We have flowers and exotic vegetation, birds of many descriptions on the windows, frozen in time and place warming our views of the day. Irving painstakingly over the years designed every one of those windows, built them of stained glass and installed them, one after another. The view from our house through those windows is unchanging and glorious, bright colour and form and texture to captivate our attention in an arrest of motion and time.
 
 
Regardless of the time of day, the weather, the seasons, those windows always have something to say to us. As mute companions go they do a very good job of comforting us with the warmth and glow of their presence. They convey heat in the winter months that warms the house when the sun is blazing,  And in the summer months they're  put to sleep with a shimmering layer of sheers softening the colours to a pastel shade and restraining the communication of heat.
 

Each of the windows has a personality of its own; landscapes familiar and landscapes imagined. When he ran out of windows, Irving built doors or window shutters  to hold stained glass inserts. The house is a kaleidoscope of living colour.
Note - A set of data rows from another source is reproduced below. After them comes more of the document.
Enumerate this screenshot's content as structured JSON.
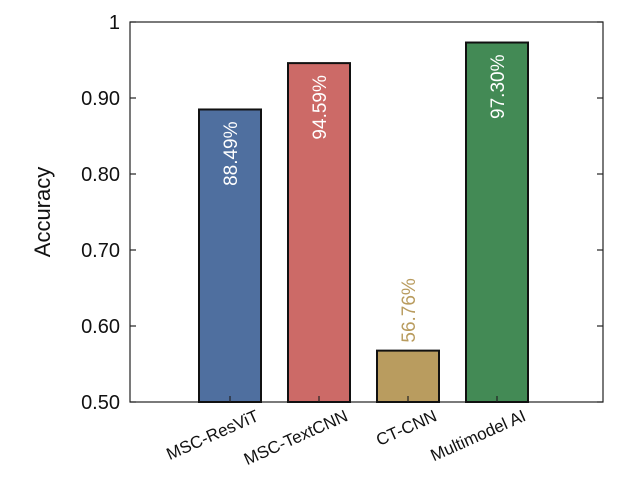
{
  "chart_data": {
    "type": "bar",
    "title": "",
    "xlabel": "",
    "ylabel": "Accuracy",
    "ylim": [
      0.5,
      1.0
    ],
    "yticks": [
      0.5,
      0.6,
      0.7,
      0.8,
      0.9,
      1.0
    ],
    "ytick_labels": [
      "0.50",
      "0.60",
      "0.70",
      "0.80",
      "0.90",
      "1"
    ],
    "grid": false,
    "categories": [
      "MSC-ResViT",
      "MSC-TextCNN",
      "CT-CNN",
      "Multimodel AI"
    ],
    "values": [
      0.8849,
      0.9459,
      0.5676,
      0.973
    ],
    "data_labels": [
      "88.49%",
      "94.59%",
      "56.76%",
      "97.30%"
    ],
    "colors": [
      "#4f6f9f",
      "#cc6a67",
      "#b99c5f",
      "#438a55"
    ],
    "label_colors": [
      "#ffffff",
      "#ffffff",
      "#b99c5f",
      "#ffffff"
    ],
    "label_inside": [
      true,
      true,
      false,
      true
    ]
  }
}
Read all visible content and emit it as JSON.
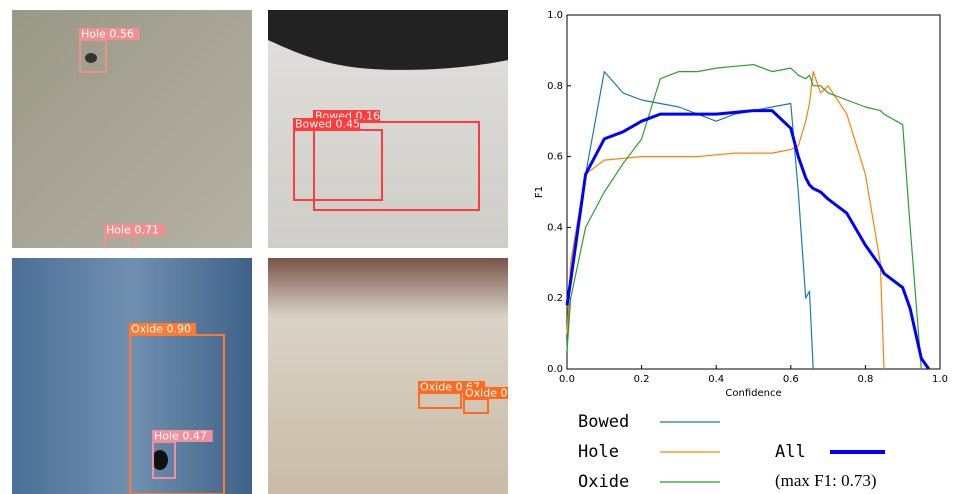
{
  "images": [
    {
      "detections": [
        {
          "label": "Hole 0.56"
        },
        {
          "label": "Hole 0.71"
        }
      ]
    },
    {
      "detections": [
        {
          "label": "Bowed 0.16"
        },
        {
          "label": "Bowed 0.45"
        }
      ]
    },
    {
      "detections": [
        {
          "label": "Oxide 0.90"
        },
        {
          "label": "Hole 0.47"
        }
      ]
    },
    {
      "detections": [
        {
          "label": "Oxide 0.67"
        },
        {
          "label": "Oxide 0"
        }
      ]
    }
  ],
  "chart_data": {
    "type": "line",
    "xlabel": "Confidence",
    "ylabel": "F1",
    "x": [
      0,
      0.01,
      0.05,
      0.1,
      0.15,
      0.2,
      0.25,
      0.3,
      0.35,
      0.4,
      0.45,
      0.5,
      0.55,
      0.6,
      0.62,
      0.64,
      0.65,
      0.66,
      0.68,
      0.7,
      0.75,
      0.8,
      0.84,
      0.85,
      0.9,
      0.92,
      0.95,
      0.97
    ],
    "series": [
      {
        "name": "Bowed",
        "color": "#1f77b4",
        "values": [
          0.05,
          0.3,
          0.55,
          0.84,
          0.78,
          0.76,
          0.75,
          0.74,
          0.72,
          0.7,
          0.72,
          0.73,
          0.74,
          0.75,
          0.5,
          0.2,
          0.22,
          0,
          null,
          null,
          null,
          null,
          null,
          null,
          null,
          null,
          null,
          null
        ]
      },
      {
        "name": "Hole",
        "color": "#ff7f0e",
        "values": [
          0.1,
          0.3,
          0.55,
          0.59,
          0.595,
          0.6,
          0.6,
          0.6,
          0.6,
          0.605,
          0.61,
          0.61,
          0.61,
          0.62,
          0.63,
          0.7,
          0.75,
          0.84,
          0.78,
          0.8,
          0.72,
          0.55,
          0.3,
          0,
          null,
          null,
          null,
          null
        ]
      },
      {
        "name": "Oxide",
        "color": "#2ca02c",
        "values": [
          0.05,
          0.2,
          0.4,
          0.5,
          0.58,
          0.65,
          0.82,
          0.84,
          0.84,
          0.85,
          0.855,
          0.86,
          0.84,
          0.85,
          0.83,
          0.82,
          0.83,
          0.8,
          0.8,
          0.78,
          0.76,
          0.74,
          0.73,
          0.72,
          0.69,
          0.4,
          0,
          null
        ]
      },
      {
        "name": "All",
        "color": "#0000ff",
        "values": [
          0.18,
          0.25,
          0.55,
          0.65,
          0.67,
          0.7,
          0.72,
          0.72,
          0.72,
          0.72,
          0.725,
          0.73,
          0.73,
          0.68,
          0.6,
          0.54,
          0.52,
          0.51,
          0.5,
          0.48,
          0.44,
          0.35,
          0.29,
          0.27,
          0.23,
          0.17,
          0.03,
          0
        ]
      }
    ],
    "annotation": "(max F1: 0.73)",
    "xlim": [
      0,
      1
    ],
    "ylim": [
      0,
      1
    ],
    "xticks": [
      {
        "value": 0,
        "label": "0.0"
      },
      {
        "value": 0.2,
        "label": "0.2"
      },
      {
        "value": 0.4,
        "label": "0.4"
      },
      {
        "value": 0.6,
        "label": "0.6"
      },
      {
        "value": 0.8,
        "label": "0.8"
      },
      {
        "value": 1,
        "label": "1.0"
      }
    ],
    "yticks": [
      {
        "value": 0,
        "label": "0.0"
      },
      {
        "value": 0.2,
        "label": "0.2"
      },
      {
        "value": 0.4,
        "label": "0.4"
      },
      {
        "value": 0.6,
        "label": "0.6"
      },
      {
        "value": 0.8,
        "label": "0.8"
      },
      {
        "value": 1,
        "label": "1.0"
      }
    ]
  }
}
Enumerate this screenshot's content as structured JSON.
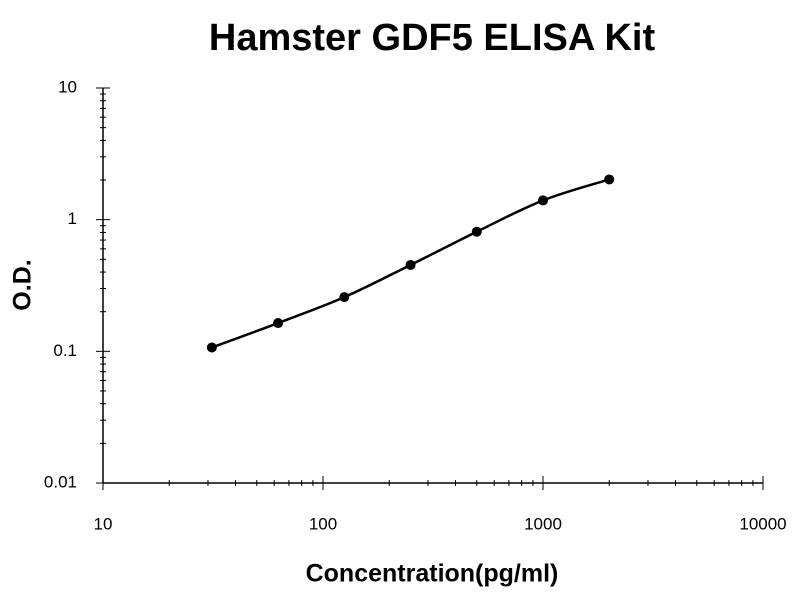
{
  "chart_data": {
    "type": "line",
    "title": "Hamster GDF5 ELISA Kit",
    "x_label": "Concentration(pg/ml)",
    "y_label": "O.D.",
    "x": [
      31.25,
      62.5,
      125,
      250,
      500,
      1000,
      2000
    ],
    "series": [
      {
        "color": "#000000",
        "values": [
          0.107,
          0.164,
          0.258,
          0.453,
          0.81,
          1.4,
          2.02
        ]
      }
    ],
    "xlim": [
      10,
      10000
    ],
    "ylim": [
      0.01,
      10
    ],
    "xticks": [
      10,
      100,
      1000,
      10000
    ],
    "yticks": [
      0.01,
      0.1,
      1,
      10
    ],
    "xscale": "log",
    "yscale": "log",
    "grid": false
  }
}
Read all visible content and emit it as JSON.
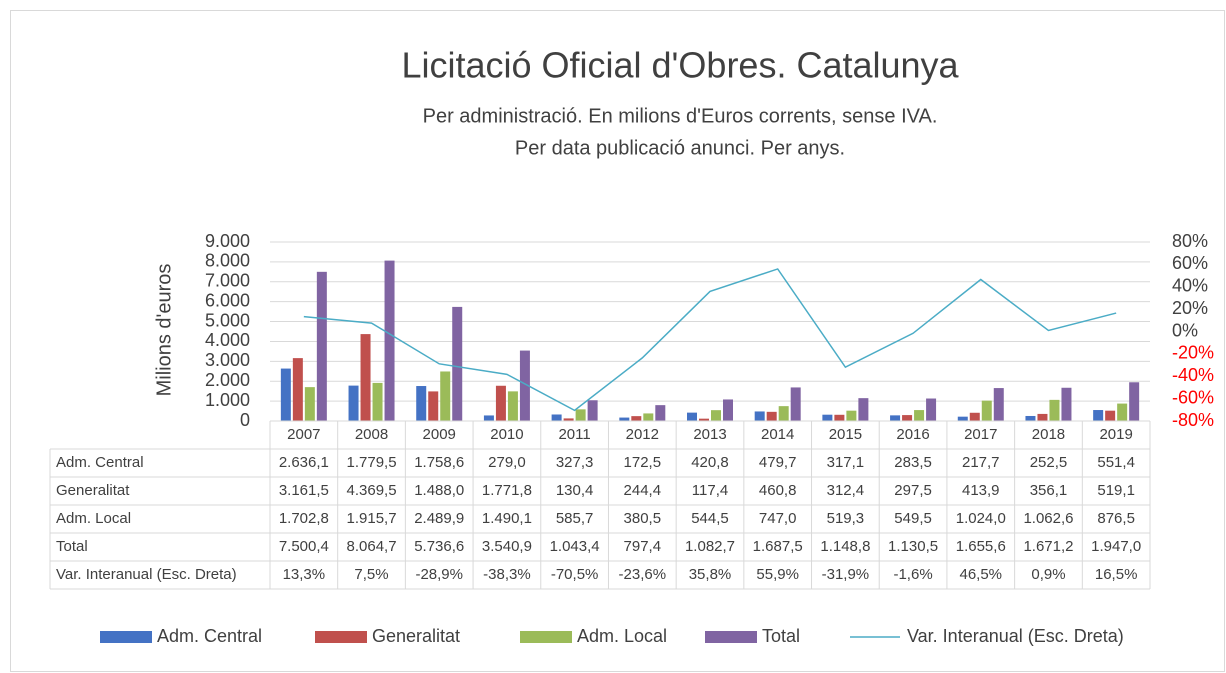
{
  "chart_data": {
    "type": "bar",
    "title": "Licitació Oficial d'Obres. Catalunya",
    "subtitle": [
      "Per administració. En milions d'Euros corrents, sense IVA.",
      "Per data publicació anunci.  Per anys."
    ],
    "y_axis_label": "Milions d'euros",
    "categories": [
      "2007",
      "2008",
      "2009",
      "2010",
      "2011",
      "2012",
      "2013",
      "2014",
      "2015",
      "2016",
      "2017",
      "2018",
      "2019"
    ],
    "series": [
      {
        "name": "Adm. Central",
        "color": "#4472c4",
        "type": "bar",
        "values": [
          2636.1,
          1779.5,
          1758.6,
          279.0,
          327.3,
          172.5,
          420.8,
          479.7,
          317.1,
          283.5,
          217.7,
          252.5,
          551.4
        ],
        "value_labels": [
          "2.636,1",
          "1.779,5",
          "1.758,6",
          "279,0",
          "327,3",
          "172,5",
          "420,8",
          "479,7",
          "317,1",
          "283,5",
          "217,7",
          "252,5",
          "551,4"
        ]
      },
      {
        "name": "Generalitat",
        "color": "#c0504d",
        "type": "bar",
        "values": [
          3161.5,
          4369.5,
          1488.0,
          1771.8,
          130.4,
          244.4,
          117.4,
          460.8,
          312.4,
          297.5,
          413.9,
          356.1,
          519.1
        ],
        "value_labels": [
          "3.161,5",
          "4.369,5",
          "1.488,0",
          "1.771,8",
          "130,4",
          "244,4",
          "117,4",
          "460,8",
          "312,4",
          "297,5",
          "413,9",
          "356,1",
          "519,1"
        ]
      },
      {
        "name": "Adm. Local",
        "color": "#9bbb59",
        "type": "bar",
        "values": [
          1702.8,
          1915.7,
          2489.9,
          1490.1,
          585.7,
          380.5,
          544.5,
          747.0,
          519.3,
          549.5,
          1024.0,
          1062.6,
          876.5
        ],
        "value_labels": [
          "1.702,8",
          "1.915,7",
          "2.489,9",
          "1.490,1",
          "585,7",
          "380,5",
          "544,5",
          "747,0",
          "519,3",
          "549,5",
          "1.024,0",
          "1.062,6",
          "876,5"
        ]
      },
      {
        "name": "Total",
        "color": "#8064a2",
        "type": "bar",
        "values": [
          7500.4,
          8064.7,
          5736.6,
          3540.9,
          1043.4,
          797.4,
          1082.7,
          1687.5,
          1148.8,
          1130.5,
          1655.6,
          1671.2,
          1947.0
        ],
        "value_labels": [
          "7.500,4",
          "8.064,7",
          "5.736,6",
          "3.540,9",
          "1.043,4",
          "797,4",
          "1.082,7",
          "1.687,5",
          "1.148,8",
          "1.130,5",
          "1.655,6",
          "1.671,2",
          "1.947,0"
        ]
      },
      {
        "name": "Var. Interanual (Esc. Dreta)",
        "color": "#4bacc6",
        "type": "line",
        "axis": "y2",
        "values": [
          13.3,
          7.5,
          -28.9,
          -38.3,
          -70.5,
          -23.6,
          35.8,
          55.9,
          -31.9,
          -1.6,
          46.5,
          0.9,
          16.5
        ],
        "value_labels": [
          "13,3%",
          "7,5%",
          "-28,9%",
          "-38,3%",
          "-70,5%",
          "-23,6%",
          "35,8%",
          "55,9%",
          "-31,9%",
          "-1,6%",
          "46,5%",
          "0,9%",
          "16,5%"
        ]
      }
    ],
    "ylim": [
      0,
      9000
    ],
    "yticks": [
      0,
      {
        "value": 1000,
        "label": "1.000"
      },
      {
        "value": 2000,
        "label": "2.000"
      },
      {
        "value": 3000,
        "label": "3.000"
      },
      {
        "value": 4000,
        "label": "4.000"
      },
      {
        "value": 5000,
        "label": "5.000"
      },
      {
        "value": 6000,
        "label": "6.000"
      },
      {
        "value": 7000,
        "label": "7.000"
      },
      {
        "value": 8000,
        "label": "8.000"
      },
      {
        "value": 9000,
        "label": "9.000"
      }
    ],
    "y2lim": [
      -80,
      80
    ],
    "y2ticks": [
      {
        "value": -80,
        "label": "-80%"
      },
      {
        "value": -60,
        "label": "-60%"
      },
      {
        "value": -40,
        "label": "-40%"
      },
      {
        "value": -20,
        "label": "-20%"
      },
      {
        "value": 0,
        "label": "0%"
      },
      {
        "value": 20,
        "label": "20%"
      },
      {
        "value": 40,
        "label": "40%"
      },
      {
        "value": 60,
        "label": "60%"
      },
      {
        "value": 80,
        "label": "80%"
      }
    ],
    "y2_negative_color": "#ff0000",
    "grid": true,
    "legend": "bottom",
    "data_table": true
  }
}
Conversely, the out-of-doors has been transformed from its summer guise of manifold colour schemes to a monochromatic theme on white-and-black as winter descended and frigid air, boisterous winds and cloud systems carrying copious amounts of frozen water falling as snow and ice banished colour and invited stark black and white to dominate.
 

Usually, on public holidays the ravine we visit daily becomes a gathering place for the community where family guests are ushered into the forest in a brief exposure to the natural forest that runs through the geology of the area. Last winter the forest trails were full of people from the community and further afield who had never before entered the forest but were so fatigued by boredom brought about by instructions to physically isolate at this time of the global pandemic they would do anything for fresh air, exercise and a change of scenery.
 

Today, the trails were mostly absent others besides ourselves, though we did encounter a handful of people here and there with their companion dogs. Jackie and Jillie have this fanciful notion that they are the proprietors of the forest and only those given prior consent by them may enter their kingdom. Today they met an Akita, unassuming and friendly and happy to be companioned by them.